Our observation that self-efficacy (all scales) was enhanced in EX subjects over the study period replicates the work of others who showed that self-efficacy can be enhanced in individuals with fibromyalgia who participate in exercise (8) or exercise and educational programs (9). Further, changes in self-efficacy, particularly self-efficacy for function, were correlated with changes in primary outcomes. This raises the possibility that changes in self-efficacy may mediate the changes we observed in mood and function. But it is also possible that changes in function and/or mood improve subjects' self-efficacy for function (not vice versa) and/or that a third variable improved both self-efficacy and subjects' mood and function.

Although some may be concerned about the significant decline in subject numbers between the intent-to-treat (n = 50) and the efficacy analyses (n = 31) in this study, our intent was to minimize potential confounds in the efficacy analyses. Thus, we excluded subjects from the efficacy analyses who changed medications that could potentially alter mood and also subjects who sought treatment for stress. Because these strict criteria excluded similar numbers of subjects from both EX and CTL groups, it is unlikely that these exclusions were biased. Further, the fact that we still found group differences between EX and CTL subjects in the efficacy analyses when we imposed these strict conditions that lowered subject numbers suggests that the effects of exercise on physical function and mood were robust. The relatively high number of subjects who changed medications is also not necessarily surprising given that fibromyalgia is a chronic disorder associated with high medication usage (47).
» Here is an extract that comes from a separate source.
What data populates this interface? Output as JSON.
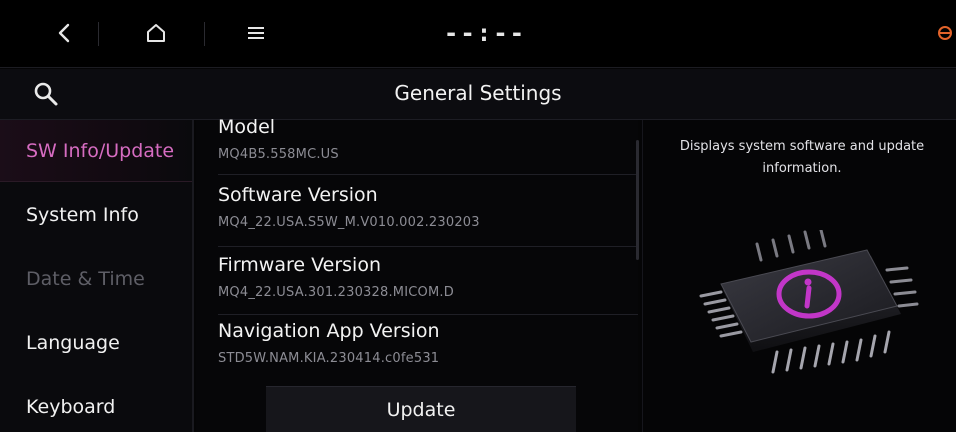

It is also possible that, because resources did not permit us to run a separate attentional control group, some of the effects, particularly the mood effects we observed in the EX subjects, reflect the effect of belonging to a group rather than the effect of exercise per se. However, meta-analyses on the effect of exercise and depression have shown that exercise is a more effective intervention for depression than is participating in an “enjoyable (nonexercise) activity” (19).

In conclusion, with the aforementioned caveats, the changes that we observed in mood and physical function are encouraging and provide additional evidence supporting the efficacy of exercise for individuals with fibromyalgia. These results are particularly encouraging, because exercise is a simple and relatively inexpensive treatment that can be offered to patients outside of specialized treatment centers.